There is also an interesting illumination of the differences between Bruce and Selina. The portrait shows the important place Bruce’s parents and their loss play in his life. But Selina never knew her parents. And when Helena wonders about them, stating, “I bet Daddy could find out. He’s the greatest detective in the world”. Selina answers, “I bet he could too. I never asked him”.
This reveals how little importance Selina ascribes to her parents. She neither knows or cares who they are. It also makes me wonder if Bruce ever did look into the matter without telling her. It’s probable that he wouldn’t have been unable to resist looking into the matter. And if he did so, did he ever tell her who they were?

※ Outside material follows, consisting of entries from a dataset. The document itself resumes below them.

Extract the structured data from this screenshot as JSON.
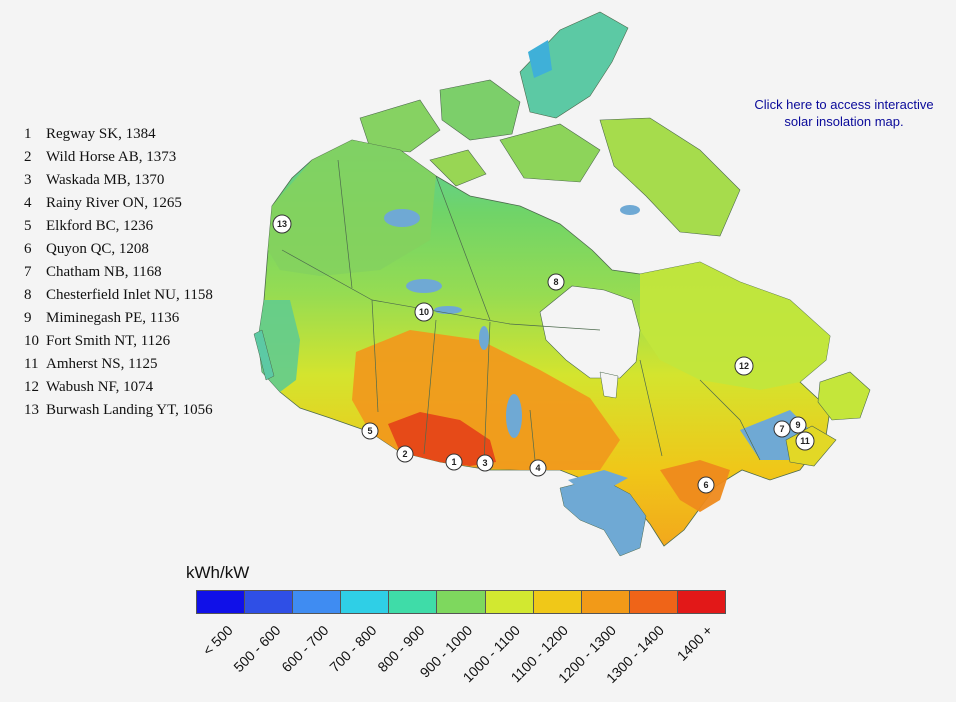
{
  "stations": [
    {
      "num": "1",
      "label": "Regway SK, 1384"
    },
    {
      "num": "2",
      "label": "Wild Horse AB, 1373"
    },
    {
      "num": "3",
      "label": "Waskada MB, 1370"
    },
    {
      "num": "4",
      "label": "Rainy River ON, 1265"
    },
    {
      "num": "5",
      "label": "Elkford BC, 1236"
    },
    {
      "num": "6",
      "label": "Quyon QC, 1208"
    },
    {
      "num": "7",
      "label": "Chatham NB, 1168"
    },
    {
      "num": "8",
      "label": "Chesterfield Inlet NU, 1158"
    },
    {
      "num": "9",
      "label": "Miminegash PE, 1136"
    },
    {
      "num": "10",
      "label": "Fort Smith NT, 1126"
    },
    {
      "num": "11",
      "label": "Amherst NS, 1125"
    },
    {
      "num": "12",
      "label": "Wabush NF, 1074"
    },
    {
      "num": "13",
      "label": "Burwash Landing YT, 1056"
    }
  ],
  "link": {
    "line1": "Click here to access interactive",
    "line2": "solar insolation map."
  },
  "scale": {
    "title": "kWh/kW",
    "bins": [
      {
        "label": "< 500",
        "color": "#1010e8"
      },
      {
        "label": "500 - 600",
        "color": "#2f4fe6"
      },
      {
        "label": "600 - 700",
        "color": "#3f8cf2"
      },
      {
        "label": "700 - 800",
        "color": "#2fcfe6"
      },
      {
        "label": "800 - 900",
        "color": "#3fdca8"
      },
      {
        "label": "900 - 1000",
        "color": "#7ed85e"
      },
      {
        "label": "1000 - 1100",
        "color": "#d2e830"
      },
      {
        "label": "1100 - 1200",
        "color": "#f0c818"
      },
      {
        "label": "1200 - 1300",
        "color": "#f29a18"
      },
      {
        "label": "1300 - 1400",
        "color": "#ef6418"
      },
      {
        "label": "1400 +",
        "color": "#e21818"
      }
    ]
  },
  "colors": {
    "background": "#f4f4f4",
    "water": "#6fa9d4",
    "boundary": "#4d6a4d"
  }
}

The story’s original artist, John Paul Leon, unfortunately passed away before completing his work on it. Bernard Chang and Shawn Crystal did a great job of finishing some of the pages from his breakdowns, while Mitch Gerads did an equally fine job on the final half of the story that Leon hadn’t gotten to. They managed to complete the job, making it mesh well with the pages Leon had completed.
The issue is as much a tribute to John Paul Leon as it is a celebration of Batman and Catwoman’s romance. Along with King’s story, there are two previously unpublished stories featuring Leon’s artwork. One is a Batman: Black and White story written by Walter Simonson. The other one is a Question story by Ram V. We also get a look at Leon’s breakdowns for the main story’s first 20 pages. And there are also several pin-ups pictures that feature Batman or Catwoman or serve as tributes to Leon.

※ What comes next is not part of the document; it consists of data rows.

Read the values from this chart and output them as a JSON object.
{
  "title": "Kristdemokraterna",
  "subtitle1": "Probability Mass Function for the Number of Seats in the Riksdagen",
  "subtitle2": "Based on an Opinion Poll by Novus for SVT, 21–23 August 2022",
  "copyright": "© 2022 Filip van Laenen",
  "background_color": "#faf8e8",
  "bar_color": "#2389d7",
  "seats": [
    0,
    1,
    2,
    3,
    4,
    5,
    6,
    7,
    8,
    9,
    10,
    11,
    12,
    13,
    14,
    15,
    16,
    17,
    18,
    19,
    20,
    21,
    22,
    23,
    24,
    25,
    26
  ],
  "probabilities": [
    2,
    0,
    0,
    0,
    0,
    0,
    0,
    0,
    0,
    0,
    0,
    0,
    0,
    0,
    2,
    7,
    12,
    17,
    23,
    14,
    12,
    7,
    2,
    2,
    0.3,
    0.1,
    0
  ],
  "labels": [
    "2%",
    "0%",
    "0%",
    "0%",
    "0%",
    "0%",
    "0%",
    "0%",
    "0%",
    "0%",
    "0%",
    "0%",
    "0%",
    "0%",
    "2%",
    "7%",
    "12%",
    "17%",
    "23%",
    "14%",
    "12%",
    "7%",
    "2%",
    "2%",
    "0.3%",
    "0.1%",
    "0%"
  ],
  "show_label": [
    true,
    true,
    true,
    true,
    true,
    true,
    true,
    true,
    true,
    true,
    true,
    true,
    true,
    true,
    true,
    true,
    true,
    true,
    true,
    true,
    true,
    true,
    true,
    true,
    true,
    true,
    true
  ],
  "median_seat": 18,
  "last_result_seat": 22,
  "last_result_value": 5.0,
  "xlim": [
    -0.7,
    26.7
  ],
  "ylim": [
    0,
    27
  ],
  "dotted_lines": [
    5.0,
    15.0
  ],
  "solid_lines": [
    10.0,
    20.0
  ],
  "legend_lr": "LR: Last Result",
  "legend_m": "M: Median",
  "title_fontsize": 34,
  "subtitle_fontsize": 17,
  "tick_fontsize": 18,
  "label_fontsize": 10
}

This special really shows how beloved Leon was loved by his colleagues in the comics industry. The tragedy of Leon’s death reflects the tragic elements of the main story, but the outpouring of love for him also reflects the love that is the core of the story. Despite the tragedy, this book is a celebration of love – in story and in real life.

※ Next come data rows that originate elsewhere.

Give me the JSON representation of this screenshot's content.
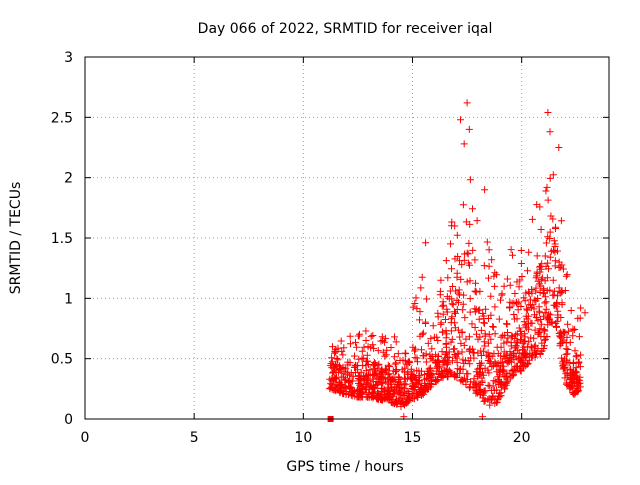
{
  "chart_data": {
    "type": "scatter",
    "title": "Day 066 of 2022, SRMTID for receiver iqal",
    "xlabel": "GPS time / hours",
    "ylabel": "SRMTID / TECUs",
    "xlim": [
      0,
      24
    ],
    "ylim": [
      0,
      3
    ],
    "xticks": [
      0,
      5,
      10,
      15,
      20
    ],
    "yticks": [
      0,
      0.5,
      1,
      1.5,
      2,
      2.5,
      3
    ],
    "xtick_labels": [
      "0",
      "5",
      "10",
      "15",
      "20"
    ],
    "ytick_labels": [
      "0",
      "0.5",
      "1",
      "1.5",
      "2",
      "2.5",
      "3"
    ],
    "grid": true,
    "legend": "none",
    "marker": "plus",
    "color": "#ff0000",
    "special_points": [
      {
        "x": 11.25,
        "y": 0.0,
        "marker": "square"
      }
    ],
    "envelope": [
      {
        "x": 11.2,
        "lo": 0.25,
        "hi": 0.6
      },
      {
        "x": 11.6,
        "lo": 0.22,
        "hi": 0.62
      },
      {
        "x": 12.0,
        "lo": 0.2,
        "hi": 0.7
      },
      {
        "x": 12.5,
        "lo": 0.18,
        "hi": 0.78
      },
      {
        "x": 13.0,
        "lo": 0.18,
        "hi": 0.72
      },
      {
        "x": 13.5,
        "lo": 0.16,
        "hi": 0.68
      },
      {
        "x": 14.0,
        "lo": 0.14,
        "hi": 0.75
      },
      {
        "x": 14.5,
        "lo": 0.1,
        "hi": 0.55
      },
      {
        "x": 15.0,
        "lo": 0.16,
        "hi": 0.95
      },
      {
        "x": 15.5,
        "lo": 0.2,
        "hi": 1.3
      },
      {
        "x": 16.0,
        "lo": 0.3,
        "hi": 1.1
      },
      {
        "x": 16.5,
        "lo": 0.35,
        "hi": 1.35
      },
      {
        "x": 17.0,
        "lo": 0.35,
        "hi": 1.9
      },
      {
        "x": 17.3,
        "lo": 0.3,
        "hi": 2.5
      },
      {
        "x": 17.6,
        "lo": 0.25,
        "hi": 2.55
      },
      {
        "x": 18.0,
        "lo": 0.2,
        "hi": 1.6
      },
      {
        "x": 18.5,
        "lo": 0.1,
        "hi": 1.55
      },
      {
        "x": 19.0,
        "lo": 0.15,
        "hi": 1.1
      },
      {
        "x": 19.5,
        "lo": 0.35,
        "hi": 1.45
      },
      {
        "x": 20.0,
        "lo": 0.4,
        "hi": 1.45
      },
      {
        "x": 20.5,
        "lo": 0.5,
        "hi": 1.7
      },
      {
        "x": 21.0,
        "lo": 0.55,
        "hi": 1.95
      },
      {
        "x": 21.3,
        "lo": 0.8,
        "hi": 2.45
      },
      {
        "x": 21.6,
        "lo": 0.75,
        "hi": 2.25
      },
      {
        "x": 22.0,
        "lo": 0.3,
        "hi": 1.3
      },
      {
        "x": 22.4,
        "lo": 0.2,
        "hi": 0.85
      },
      {
        "x": 22.7,
        "lo": 0.25,
        "hi": 0.85
      }
    ],
    "peaks": [
      {
        "x": 17.5,
        "y": 2.62
      },
      {
        "x": 17.2,
        "y": 2.48
      },
      {
        "x": 17.6,
        "y": 2.4
      },
      {
        "x": 21.2,
        "y": 2.54
      },
      {
        "x": 21.3,
        "y": 2.38
      },
      {
        "x": 21.7,
        "y": 2.25
      },
      {
        "x": 18.3,
        "y": 1.9
      },
      {
        "x": 15.6,
        "y": 1.46
      },
      {
        "x": 14.6,
        "y": 0.02
      },
      {
        "x": 18.2,
        "y": 0.02
      },
      {
        "x": 22.7,
        "y": 0.92
      },
      {
        "x": 22.9,
        "y": 0.88
      }
    ],
    "point_count": 1400
  }
}
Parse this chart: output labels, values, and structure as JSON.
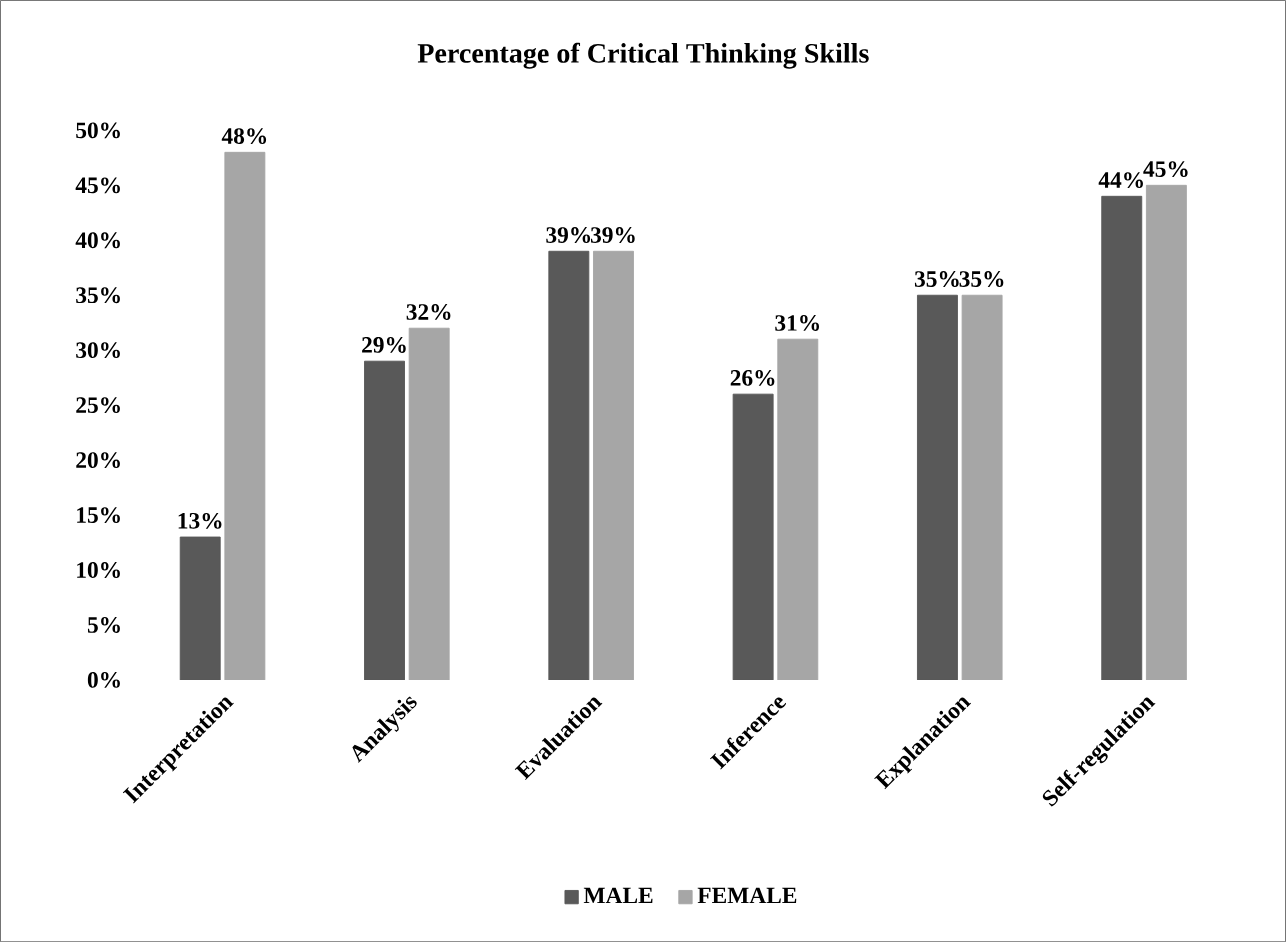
{
  "chart_data": {
    "type": "bar",
    "title": "Percentage of Critical Thinking Skills",
    "categories": [
      "Interpretation",
      "Analysis",
      "Evaluation",
      "Inference",
      "Explanation",
      "Self-regulation"
    ],
    "series": [
      {
        "name": "MALE",
        "color": "#595959",
        "values": [
          13,
          29,
          39,
          26,
          35,
          44
        ],
        "value_labels": [
          "13%",
          "29%",
          "39%",
          "26%",
          "35%",
          "44%"
        ]
      },
      {
        "name": "FEMALE",
        "color": "#a6a6a6",
        "values": [
          48,
          32,
          39,
          31,
          35,
          45
        ],
        "value_labels": [
          "48%",
          "32%",
          "39%",
          "31%",
          "35%",
          "45%"
        ]
      }
    ],
    "ylim": [
      0,
      50
    ],
    "yticks": [
      {
        "value": 0,
        "label": "0%"
      },
      {
        "value": 5,
        "label": "5%"
      },
      {
        "value": 10,
        "label": "10%"
      },
      {
        "value": 15,
        "label": "15%"
      },
      {
        "value": 20,
        "label": "20%"
      },
      {
        "value": 25,
        "label": "25%"
      },
      {
        "value": 30,
        "label": "30%"
      },
      {
        "value": 35,
        "label": "35%"
      },
      {
        "value": 40,
        "label": "40%"
      },
      {
        "value": 45,
        "label": "45%"
      },
      {
        "value": 50,
        "label": "50%"
      }
    ],
    "legend": "bottom"
  }
}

On first reading, the pin-up of Static by Denys Cowan and Chris Sotomayor struck me as a bit odd. It didn’t feature Batman or Catwoman, and I didn’t see how it was a tribute to John Paul Leon either. However, once I read Michael Davis’ written tribute to Leon, I understood the connection between Static and Leon. I recommend that readers don’t skip or skim through these tributes, but give them a full reading. It will give you a better appreciation of these creators’ feelings for Leon.
The Batman/Catwoman Special #1 tugs at the heartstrings because of King’s touching story, as well as the tragic story behind the scenes. It’s not often that a creator gets such a loving tribute upon their passing, but it’s lovely to see it happen this time. Rest in peace, John Paul Leon.